As I write, the financial markets are dropping on fears that the situation in Ukraine is about to escalate. This doesn’t come as a surprise, and, frankly, it’s not very interesting from an economic point of view.
More striking is that oil prices have continued to decline despite this turmoil and everything else that’s happening around the world, particularly in Gaza and Iraq. Down more than 2 percent this morning, crude prices are at monthly and quarterly lows, and they're getting very close to annual lows as well.
Defying expectations, oil remains surprisingly cheap
Besides growing geopolitical turbulence, there are other reasons oil prices should be on the rise. The U.S. economy is growing, Chinese growth has returned to high single-digit levels, and even Europe is recovering (though it’s recently hit a rough patch). Plus, the U.S. summer driving season is in full swing, which typically sends prices higher.
So why haven’t they gone up? Recently, I reviewed an excellent Deutsche Bank commodities report that presented several points worth sharing.
1. Supply is rising. I’ve written about the growth of U.S. production, but that’s far from the whole story here.
- Iraqi production, for example, has recovered to around 3.3 million barrels per day (MBPD); it’s forecast to hit 4 MBPD (a 20-percent increase) by the end of the year and 5 MBPD (a 50-percent increase) by 2020.

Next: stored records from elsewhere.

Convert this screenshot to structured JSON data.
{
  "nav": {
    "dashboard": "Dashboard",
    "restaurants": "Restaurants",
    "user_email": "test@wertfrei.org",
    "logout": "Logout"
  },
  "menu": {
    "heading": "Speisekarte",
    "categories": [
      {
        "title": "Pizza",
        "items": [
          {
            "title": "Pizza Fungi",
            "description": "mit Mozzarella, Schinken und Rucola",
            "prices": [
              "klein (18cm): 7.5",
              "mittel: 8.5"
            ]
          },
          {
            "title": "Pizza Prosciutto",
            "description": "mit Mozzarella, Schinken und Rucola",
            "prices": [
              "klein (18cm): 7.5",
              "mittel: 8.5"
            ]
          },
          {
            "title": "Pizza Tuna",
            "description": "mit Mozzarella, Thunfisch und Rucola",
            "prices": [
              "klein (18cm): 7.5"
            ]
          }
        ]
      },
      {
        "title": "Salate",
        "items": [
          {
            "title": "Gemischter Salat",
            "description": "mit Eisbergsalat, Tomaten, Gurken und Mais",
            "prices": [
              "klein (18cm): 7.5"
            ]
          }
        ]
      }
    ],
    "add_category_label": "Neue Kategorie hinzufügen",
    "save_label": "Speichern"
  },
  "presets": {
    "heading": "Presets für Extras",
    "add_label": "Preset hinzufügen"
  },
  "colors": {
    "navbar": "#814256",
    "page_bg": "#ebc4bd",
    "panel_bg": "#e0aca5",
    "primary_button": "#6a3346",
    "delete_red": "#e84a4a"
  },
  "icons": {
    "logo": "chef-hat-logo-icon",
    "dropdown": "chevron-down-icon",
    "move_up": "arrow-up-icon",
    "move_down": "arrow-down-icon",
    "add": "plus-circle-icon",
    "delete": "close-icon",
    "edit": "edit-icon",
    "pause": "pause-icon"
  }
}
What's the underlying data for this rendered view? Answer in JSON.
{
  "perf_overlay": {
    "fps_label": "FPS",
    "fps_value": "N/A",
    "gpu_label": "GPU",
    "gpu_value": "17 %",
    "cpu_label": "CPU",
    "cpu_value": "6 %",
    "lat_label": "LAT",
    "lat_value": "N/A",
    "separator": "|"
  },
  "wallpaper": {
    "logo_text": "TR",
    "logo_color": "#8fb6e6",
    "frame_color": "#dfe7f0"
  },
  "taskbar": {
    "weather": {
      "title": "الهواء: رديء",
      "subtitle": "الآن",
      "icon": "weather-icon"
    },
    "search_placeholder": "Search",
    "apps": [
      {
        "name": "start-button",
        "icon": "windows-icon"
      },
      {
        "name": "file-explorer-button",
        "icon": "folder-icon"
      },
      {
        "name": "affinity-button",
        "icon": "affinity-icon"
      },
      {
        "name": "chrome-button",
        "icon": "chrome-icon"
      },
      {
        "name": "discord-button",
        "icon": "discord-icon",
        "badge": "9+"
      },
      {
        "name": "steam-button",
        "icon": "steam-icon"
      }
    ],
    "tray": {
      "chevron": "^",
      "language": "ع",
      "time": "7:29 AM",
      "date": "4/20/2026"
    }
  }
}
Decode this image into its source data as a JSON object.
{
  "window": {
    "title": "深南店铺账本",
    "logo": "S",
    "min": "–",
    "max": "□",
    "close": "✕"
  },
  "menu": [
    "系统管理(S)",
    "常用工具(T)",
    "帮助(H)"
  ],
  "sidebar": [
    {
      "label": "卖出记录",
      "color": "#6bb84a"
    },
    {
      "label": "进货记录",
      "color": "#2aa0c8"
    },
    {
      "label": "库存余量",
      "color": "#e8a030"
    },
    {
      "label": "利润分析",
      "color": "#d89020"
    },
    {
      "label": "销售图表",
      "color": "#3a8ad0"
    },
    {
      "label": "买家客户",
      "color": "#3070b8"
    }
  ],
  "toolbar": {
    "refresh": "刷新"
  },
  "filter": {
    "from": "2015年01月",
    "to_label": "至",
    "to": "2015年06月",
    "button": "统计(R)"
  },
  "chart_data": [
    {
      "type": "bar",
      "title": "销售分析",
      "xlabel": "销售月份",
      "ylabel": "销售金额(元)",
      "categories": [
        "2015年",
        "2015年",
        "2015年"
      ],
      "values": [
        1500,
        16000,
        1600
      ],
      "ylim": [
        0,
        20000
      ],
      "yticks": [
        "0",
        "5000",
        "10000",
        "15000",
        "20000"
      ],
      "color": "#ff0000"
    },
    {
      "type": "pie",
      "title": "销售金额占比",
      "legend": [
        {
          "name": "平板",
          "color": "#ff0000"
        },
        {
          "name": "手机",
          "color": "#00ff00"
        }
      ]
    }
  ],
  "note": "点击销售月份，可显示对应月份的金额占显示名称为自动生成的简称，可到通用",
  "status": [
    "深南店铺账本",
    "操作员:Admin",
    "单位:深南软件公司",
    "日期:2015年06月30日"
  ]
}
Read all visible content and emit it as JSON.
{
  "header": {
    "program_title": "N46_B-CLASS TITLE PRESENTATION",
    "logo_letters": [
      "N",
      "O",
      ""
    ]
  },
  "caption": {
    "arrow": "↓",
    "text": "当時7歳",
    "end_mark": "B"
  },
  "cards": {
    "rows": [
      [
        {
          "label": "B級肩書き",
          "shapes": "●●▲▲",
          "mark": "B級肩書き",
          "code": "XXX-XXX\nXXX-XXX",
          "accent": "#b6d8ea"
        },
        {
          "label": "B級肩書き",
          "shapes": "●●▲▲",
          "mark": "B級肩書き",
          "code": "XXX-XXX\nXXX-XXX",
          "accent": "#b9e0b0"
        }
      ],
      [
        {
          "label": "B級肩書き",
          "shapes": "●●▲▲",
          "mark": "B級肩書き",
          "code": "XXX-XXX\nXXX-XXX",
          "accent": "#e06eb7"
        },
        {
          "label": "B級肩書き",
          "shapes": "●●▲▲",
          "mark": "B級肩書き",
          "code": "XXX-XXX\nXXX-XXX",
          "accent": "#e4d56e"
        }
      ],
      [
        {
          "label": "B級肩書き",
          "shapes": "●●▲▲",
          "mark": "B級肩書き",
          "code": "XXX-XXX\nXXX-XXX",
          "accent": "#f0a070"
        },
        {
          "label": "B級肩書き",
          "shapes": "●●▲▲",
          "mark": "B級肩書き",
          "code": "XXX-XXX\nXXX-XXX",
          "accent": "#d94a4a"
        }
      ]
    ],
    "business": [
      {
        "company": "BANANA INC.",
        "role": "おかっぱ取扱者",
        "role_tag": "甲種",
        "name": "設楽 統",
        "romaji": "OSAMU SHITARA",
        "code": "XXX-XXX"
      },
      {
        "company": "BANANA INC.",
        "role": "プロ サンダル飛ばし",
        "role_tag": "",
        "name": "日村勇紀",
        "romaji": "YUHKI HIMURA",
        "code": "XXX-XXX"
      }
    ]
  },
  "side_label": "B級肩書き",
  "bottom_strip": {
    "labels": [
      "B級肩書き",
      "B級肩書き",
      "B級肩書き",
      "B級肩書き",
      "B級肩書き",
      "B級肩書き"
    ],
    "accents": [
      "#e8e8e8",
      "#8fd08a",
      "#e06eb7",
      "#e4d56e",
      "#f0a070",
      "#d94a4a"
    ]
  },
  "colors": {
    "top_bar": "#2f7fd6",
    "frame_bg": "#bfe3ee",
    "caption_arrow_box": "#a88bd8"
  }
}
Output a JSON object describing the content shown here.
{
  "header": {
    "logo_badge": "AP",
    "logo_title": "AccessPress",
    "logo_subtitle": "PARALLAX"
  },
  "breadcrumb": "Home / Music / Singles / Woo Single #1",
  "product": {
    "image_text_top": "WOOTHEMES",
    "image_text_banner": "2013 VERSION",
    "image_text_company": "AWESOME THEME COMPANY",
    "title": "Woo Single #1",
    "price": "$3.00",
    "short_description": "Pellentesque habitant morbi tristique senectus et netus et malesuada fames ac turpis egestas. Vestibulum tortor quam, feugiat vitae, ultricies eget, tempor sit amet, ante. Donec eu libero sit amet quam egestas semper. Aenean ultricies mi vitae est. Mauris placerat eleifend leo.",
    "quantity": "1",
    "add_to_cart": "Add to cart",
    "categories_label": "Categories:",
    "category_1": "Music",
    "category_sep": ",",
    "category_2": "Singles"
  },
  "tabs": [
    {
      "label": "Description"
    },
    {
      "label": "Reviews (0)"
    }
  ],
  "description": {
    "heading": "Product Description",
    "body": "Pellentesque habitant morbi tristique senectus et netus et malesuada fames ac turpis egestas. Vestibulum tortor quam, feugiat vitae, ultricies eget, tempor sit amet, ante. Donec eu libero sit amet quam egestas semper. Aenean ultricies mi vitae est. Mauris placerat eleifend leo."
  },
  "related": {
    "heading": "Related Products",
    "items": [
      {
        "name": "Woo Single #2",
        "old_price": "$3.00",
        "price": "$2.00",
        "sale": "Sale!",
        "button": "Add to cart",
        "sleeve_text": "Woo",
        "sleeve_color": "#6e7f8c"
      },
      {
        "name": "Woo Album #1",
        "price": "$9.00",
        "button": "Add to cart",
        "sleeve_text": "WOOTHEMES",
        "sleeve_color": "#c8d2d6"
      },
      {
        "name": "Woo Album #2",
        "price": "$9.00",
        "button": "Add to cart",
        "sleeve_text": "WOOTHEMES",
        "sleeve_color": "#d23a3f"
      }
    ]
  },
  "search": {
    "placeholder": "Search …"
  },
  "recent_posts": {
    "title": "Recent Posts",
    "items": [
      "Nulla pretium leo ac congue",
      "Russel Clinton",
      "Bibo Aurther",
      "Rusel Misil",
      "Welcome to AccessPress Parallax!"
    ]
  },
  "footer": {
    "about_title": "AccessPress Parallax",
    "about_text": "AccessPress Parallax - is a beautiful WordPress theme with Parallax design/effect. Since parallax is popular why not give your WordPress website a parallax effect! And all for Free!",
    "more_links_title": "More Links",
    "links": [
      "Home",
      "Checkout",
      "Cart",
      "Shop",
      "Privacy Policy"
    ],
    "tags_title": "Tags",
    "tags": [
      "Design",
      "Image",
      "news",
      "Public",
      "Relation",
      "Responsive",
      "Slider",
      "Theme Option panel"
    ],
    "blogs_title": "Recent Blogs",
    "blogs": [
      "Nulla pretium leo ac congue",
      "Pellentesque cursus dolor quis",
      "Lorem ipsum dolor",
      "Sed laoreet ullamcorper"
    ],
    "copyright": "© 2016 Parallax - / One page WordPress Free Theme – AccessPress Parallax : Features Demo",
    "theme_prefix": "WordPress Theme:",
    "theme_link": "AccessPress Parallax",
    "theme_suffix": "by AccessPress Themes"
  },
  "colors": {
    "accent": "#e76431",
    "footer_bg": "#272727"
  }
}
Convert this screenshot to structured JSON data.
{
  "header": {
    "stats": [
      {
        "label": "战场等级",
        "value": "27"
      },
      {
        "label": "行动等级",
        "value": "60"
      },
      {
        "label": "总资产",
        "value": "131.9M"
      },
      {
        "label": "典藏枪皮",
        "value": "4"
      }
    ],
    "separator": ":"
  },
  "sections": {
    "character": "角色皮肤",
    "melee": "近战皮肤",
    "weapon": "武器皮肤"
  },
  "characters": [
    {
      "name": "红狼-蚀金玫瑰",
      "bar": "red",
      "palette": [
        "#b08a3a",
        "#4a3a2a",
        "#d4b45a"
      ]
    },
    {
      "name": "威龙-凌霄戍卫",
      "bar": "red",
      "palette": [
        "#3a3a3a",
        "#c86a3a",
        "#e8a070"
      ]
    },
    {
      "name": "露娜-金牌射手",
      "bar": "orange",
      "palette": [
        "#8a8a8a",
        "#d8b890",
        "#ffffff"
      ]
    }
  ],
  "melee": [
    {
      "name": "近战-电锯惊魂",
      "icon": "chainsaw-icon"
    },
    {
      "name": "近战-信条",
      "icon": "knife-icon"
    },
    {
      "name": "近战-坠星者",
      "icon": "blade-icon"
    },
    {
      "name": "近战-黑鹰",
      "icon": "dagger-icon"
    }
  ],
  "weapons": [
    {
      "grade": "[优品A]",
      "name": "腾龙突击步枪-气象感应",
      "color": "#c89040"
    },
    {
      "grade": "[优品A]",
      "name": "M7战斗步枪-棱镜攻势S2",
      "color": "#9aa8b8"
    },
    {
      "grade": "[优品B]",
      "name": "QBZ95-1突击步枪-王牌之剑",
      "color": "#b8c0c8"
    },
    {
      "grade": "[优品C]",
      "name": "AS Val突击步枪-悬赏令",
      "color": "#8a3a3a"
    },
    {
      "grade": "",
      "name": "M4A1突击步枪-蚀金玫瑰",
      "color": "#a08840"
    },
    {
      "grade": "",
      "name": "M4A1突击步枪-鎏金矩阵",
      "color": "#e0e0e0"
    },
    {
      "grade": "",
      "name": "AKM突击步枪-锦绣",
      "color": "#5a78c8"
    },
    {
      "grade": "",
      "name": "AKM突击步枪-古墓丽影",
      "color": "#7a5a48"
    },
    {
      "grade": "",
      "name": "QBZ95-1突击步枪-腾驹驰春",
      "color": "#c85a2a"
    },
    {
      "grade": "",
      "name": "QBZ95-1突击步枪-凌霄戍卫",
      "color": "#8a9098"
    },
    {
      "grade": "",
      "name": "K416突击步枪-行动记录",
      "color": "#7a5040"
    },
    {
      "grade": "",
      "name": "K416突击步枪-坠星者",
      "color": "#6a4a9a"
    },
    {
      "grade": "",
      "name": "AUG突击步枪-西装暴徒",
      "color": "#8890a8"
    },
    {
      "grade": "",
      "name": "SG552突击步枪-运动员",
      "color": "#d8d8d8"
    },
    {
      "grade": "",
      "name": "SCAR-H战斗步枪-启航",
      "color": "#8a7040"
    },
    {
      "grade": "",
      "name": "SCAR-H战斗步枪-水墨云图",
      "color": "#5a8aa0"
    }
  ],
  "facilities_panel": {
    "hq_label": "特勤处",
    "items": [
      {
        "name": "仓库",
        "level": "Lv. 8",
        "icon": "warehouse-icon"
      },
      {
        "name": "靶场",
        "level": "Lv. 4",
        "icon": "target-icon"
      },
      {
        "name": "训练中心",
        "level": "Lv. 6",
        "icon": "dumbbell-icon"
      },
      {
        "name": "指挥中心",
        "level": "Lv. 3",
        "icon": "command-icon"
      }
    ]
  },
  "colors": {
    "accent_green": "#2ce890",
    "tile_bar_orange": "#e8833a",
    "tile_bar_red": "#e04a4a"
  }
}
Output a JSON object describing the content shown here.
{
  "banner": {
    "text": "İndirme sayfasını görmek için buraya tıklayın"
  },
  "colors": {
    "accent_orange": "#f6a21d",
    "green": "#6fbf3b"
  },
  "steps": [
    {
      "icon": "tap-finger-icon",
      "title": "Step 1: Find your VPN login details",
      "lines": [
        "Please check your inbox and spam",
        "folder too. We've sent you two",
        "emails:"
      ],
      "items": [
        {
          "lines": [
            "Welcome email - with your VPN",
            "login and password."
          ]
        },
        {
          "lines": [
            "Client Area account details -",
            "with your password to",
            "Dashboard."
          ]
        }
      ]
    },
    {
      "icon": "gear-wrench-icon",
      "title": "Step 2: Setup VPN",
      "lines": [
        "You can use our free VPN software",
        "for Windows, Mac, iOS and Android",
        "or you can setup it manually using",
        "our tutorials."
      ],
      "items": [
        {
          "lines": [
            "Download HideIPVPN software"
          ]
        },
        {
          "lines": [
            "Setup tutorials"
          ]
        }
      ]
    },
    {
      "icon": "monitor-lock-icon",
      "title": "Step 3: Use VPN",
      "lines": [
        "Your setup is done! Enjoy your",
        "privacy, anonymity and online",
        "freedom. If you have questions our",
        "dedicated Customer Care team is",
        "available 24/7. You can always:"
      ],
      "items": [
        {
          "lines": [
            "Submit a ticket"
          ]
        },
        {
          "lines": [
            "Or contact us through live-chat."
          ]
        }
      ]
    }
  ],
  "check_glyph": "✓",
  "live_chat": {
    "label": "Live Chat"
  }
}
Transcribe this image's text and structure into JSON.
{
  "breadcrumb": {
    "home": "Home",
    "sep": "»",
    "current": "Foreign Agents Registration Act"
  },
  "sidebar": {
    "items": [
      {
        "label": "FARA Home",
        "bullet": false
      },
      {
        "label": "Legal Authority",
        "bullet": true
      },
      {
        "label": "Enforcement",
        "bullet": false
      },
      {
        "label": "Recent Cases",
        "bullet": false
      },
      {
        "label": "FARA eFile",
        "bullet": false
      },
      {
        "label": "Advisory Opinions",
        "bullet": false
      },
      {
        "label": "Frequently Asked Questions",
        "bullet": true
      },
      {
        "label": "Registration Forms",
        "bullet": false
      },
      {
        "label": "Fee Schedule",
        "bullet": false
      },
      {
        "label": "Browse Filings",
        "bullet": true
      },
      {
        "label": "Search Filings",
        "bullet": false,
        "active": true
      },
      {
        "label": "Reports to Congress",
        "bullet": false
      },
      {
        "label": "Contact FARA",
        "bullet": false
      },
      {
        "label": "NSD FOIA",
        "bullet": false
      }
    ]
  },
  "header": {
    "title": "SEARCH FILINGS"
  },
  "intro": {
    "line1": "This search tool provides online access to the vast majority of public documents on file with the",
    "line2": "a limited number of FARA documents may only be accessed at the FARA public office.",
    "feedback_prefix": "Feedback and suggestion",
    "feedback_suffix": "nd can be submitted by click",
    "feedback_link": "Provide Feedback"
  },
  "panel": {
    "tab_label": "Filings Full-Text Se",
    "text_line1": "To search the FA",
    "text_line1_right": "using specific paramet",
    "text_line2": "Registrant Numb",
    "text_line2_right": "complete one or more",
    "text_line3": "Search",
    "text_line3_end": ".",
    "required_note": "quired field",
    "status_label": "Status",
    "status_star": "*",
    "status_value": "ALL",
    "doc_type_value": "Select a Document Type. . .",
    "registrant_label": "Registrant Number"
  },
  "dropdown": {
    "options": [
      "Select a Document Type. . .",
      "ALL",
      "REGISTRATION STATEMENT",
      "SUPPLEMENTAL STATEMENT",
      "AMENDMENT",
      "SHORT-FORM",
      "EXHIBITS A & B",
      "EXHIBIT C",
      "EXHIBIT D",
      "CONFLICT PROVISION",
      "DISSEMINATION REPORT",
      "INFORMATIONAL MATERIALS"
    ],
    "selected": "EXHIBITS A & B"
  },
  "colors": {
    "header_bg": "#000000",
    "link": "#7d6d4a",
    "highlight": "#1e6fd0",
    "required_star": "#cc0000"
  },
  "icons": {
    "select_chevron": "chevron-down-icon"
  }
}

- Canada’s production is projected to grow by 1.2 MBPD over the next five years, and Brazil’s by 0.9 MBPD.
- For the top 10 oil-producing countries in the Deutsche Bank list, total production should increase by more than 7 MBPD over the next five years, or 1.4 MBPD per year.
2. Oil is very expensive in historical terms. As a percentage of GDP, oil weighs in at around 4 percent, just about double the average of 1.9 percent for 1986–2003. Using more recent data, crude oil is at twice the average price of 2002–2012. On this basis, crude oil is the most expensive commodity in the world. This doesn’t necessarily mean prices will drop, but it does mean the potential for further increases is much lower.
3. Producers have incentives to open the taps. With current prices low, countries that depend on oil revenues to balance their budgets, such as Russia and all the OPEC members, either must produce more or run deficits. Russia, for example, has an estimated breakeven price of about $102 per barrel. Any further declines mean that Russia and others have some tough decisions to make about whether to increase production, which could potentially drive prices down even further.
4. Demand growth is weak. Aggregate world oil demand is expected to grow around 1.2 MBPD over the next three years. Looking back at point #1, that’s well below expected supply growth, and current imbalances should only get worse over time. Notably, this demand growth estimate is heavily influenced by China, which constitutes 34 percent of it. Any Chinese slowdown would have a material effect, weakening demand growth even further.
Is U.S. production the key driver behind lower prices?
As geopolitical tensions continue to mount, I would argue that the key factor in keeping prices down has been the growth in North American oil production. As a stabilizing force, U.S. and Canadian production has been incredibly valuable. A major part of our move toward becoming a price setter, increased domestic production is already benefiting both the U.S. and the world as a whole.